ZERO CONTROLLI
Per aggirare i problemi, molti capitolati prevedono che gli asfalti debbano avere certi requisiti prestazionali. Che vengono verificati solo sulla carta: i materiali inerti tenuti assieme dal bitume (componente che incide dal 4 al 7% nella composizione dell’asfalto; ndr), hanno determinati valori di
“Los Angeles”, ossia l’indice che misura la durezza della pietra, e di CLA, il
Coefficiente di levigabilità accelerato, che ne garantisce la prestazione nel tempo. Ci si basa solo su questi per capire quale sarà la “resa” di una strada nel corso degli anni. E una volta steso e compattato, l’asfalto non viene verificato quasi mai sul campo. Solo i
grossi gestori di strade a pedaggio, come Anas e Autostrade, dispongono di adeguati macchinari per verificare strumentalmente il
CAT (Codice di aderenza trasversale), che misura la performance del manto stradale. Loro però hanno tutto l’interesse a controllare l’asfalto, visto che la prestazione dell’asfalto e l’incidentalità sono due leve utili a incrementare le tariffe di pedaggio. Un buon asfalto, insomma, fa guadagnare chi gestisce le strade.

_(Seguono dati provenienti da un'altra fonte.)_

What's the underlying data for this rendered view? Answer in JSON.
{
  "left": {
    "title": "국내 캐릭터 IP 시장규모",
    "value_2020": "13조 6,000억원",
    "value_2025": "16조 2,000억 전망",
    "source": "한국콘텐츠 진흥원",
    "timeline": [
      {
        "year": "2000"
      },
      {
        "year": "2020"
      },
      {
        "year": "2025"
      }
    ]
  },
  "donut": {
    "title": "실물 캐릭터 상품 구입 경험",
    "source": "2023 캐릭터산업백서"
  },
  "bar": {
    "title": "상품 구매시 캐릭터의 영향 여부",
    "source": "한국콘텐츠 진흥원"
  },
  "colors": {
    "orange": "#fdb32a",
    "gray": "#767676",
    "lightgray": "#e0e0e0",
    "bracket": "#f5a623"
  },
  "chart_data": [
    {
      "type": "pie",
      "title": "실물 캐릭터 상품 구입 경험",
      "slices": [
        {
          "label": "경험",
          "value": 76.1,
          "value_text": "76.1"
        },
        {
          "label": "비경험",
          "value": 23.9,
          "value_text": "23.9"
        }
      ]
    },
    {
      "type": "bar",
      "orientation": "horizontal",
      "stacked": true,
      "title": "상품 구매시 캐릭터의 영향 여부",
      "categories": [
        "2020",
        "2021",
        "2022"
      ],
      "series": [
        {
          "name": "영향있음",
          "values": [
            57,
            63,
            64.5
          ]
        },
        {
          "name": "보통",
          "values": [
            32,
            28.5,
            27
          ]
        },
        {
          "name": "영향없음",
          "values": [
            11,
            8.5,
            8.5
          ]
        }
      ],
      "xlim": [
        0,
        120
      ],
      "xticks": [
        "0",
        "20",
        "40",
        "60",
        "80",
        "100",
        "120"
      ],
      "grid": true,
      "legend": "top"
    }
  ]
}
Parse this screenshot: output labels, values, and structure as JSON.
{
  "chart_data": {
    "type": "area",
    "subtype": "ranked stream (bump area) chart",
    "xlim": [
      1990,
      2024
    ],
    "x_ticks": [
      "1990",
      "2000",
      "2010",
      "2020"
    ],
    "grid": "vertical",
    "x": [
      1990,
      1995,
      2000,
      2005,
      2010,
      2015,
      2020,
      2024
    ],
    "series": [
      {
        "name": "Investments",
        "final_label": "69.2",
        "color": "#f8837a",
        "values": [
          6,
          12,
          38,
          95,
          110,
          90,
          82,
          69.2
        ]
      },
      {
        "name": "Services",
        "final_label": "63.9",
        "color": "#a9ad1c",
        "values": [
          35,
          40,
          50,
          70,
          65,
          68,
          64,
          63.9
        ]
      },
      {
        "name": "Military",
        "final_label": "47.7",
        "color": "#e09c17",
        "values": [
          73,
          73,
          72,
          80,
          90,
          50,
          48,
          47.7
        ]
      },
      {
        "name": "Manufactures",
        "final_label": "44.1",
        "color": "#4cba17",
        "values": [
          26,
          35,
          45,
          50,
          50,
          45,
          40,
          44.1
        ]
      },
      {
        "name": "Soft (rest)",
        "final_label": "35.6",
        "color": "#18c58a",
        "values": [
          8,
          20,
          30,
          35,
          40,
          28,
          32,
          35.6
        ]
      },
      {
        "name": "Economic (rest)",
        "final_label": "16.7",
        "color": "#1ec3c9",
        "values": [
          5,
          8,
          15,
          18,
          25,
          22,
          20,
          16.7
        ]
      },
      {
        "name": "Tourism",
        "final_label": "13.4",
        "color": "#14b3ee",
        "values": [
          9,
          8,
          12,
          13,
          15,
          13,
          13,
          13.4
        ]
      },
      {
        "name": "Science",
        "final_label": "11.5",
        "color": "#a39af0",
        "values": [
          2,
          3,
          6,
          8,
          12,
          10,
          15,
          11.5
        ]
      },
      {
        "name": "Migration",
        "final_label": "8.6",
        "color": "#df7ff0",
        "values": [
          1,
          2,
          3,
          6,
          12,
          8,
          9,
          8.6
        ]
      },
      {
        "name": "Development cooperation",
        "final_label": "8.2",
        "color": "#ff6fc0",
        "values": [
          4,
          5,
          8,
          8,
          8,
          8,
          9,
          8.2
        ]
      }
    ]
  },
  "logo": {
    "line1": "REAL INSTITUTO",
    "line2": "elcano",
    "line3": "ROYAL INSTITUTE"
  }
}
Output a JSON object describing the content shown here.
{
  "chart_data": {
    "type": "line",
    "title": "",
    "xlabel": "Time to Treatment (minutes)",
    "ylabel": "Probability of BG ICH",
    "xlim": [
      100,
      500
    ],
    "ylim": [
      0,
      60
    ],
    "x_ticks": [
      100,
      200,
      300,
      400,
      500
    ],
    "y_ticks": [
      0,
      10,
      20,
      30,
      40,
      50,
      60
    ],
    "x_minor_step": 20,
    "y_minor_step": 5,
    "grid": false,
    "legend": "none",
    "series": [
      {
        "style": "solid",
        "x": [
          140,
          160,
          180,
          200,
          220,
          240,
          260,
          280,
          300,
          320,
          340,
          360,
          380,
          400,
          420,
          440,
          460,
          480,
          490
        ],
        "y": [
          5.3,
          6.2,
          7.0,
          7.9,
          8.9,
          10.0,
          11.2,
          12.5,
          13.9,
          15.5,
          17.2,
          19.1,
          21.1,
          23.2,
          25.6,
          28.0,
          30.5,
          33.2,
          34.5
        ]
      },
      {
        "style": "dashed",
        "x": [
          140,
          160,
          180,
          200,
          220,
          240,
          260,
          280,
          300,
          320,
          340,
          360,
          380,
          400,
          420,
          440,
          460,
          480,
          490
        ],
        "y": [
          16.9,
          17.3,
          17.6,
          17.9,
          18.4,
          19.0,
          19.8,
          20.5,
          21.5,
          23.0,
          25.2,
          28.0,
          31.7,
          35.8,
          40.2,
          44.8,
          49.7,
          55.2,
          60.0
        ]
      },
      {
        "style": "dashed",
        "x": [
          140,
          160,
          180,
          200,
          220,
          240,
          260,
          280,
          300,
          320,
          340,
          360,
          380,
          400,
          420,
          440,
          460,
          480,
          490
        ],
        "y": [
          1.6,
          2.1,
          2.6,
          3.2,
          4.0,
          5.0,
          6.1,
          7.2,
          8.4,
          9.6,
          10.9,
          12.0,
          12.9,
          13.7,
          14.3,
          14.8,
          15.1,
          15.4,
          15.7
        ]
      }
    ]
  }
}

L’altra faccia della medaglia è quella di
province e regioni: oltre che essere carenti di mezzi, hanno anche competenze ridotte in questo settore. Il risultato è sotto gli occhi di tutti: la manutenzione stradale è dozzinale e dettata dalle emergenze. “In Italia non facciamo manutenzione - dice
Jarno Zaffelli, ingegnere di Dromo (lo studio di ingegneria che progetta i circuiti di mezzo mondo) e grande esperto di asfalti - rifacciamo solamente il tappeto d’usura. E in molti casi i tecnici che li approvano non sanno nemmeno quali inerti ci vanno dentro”.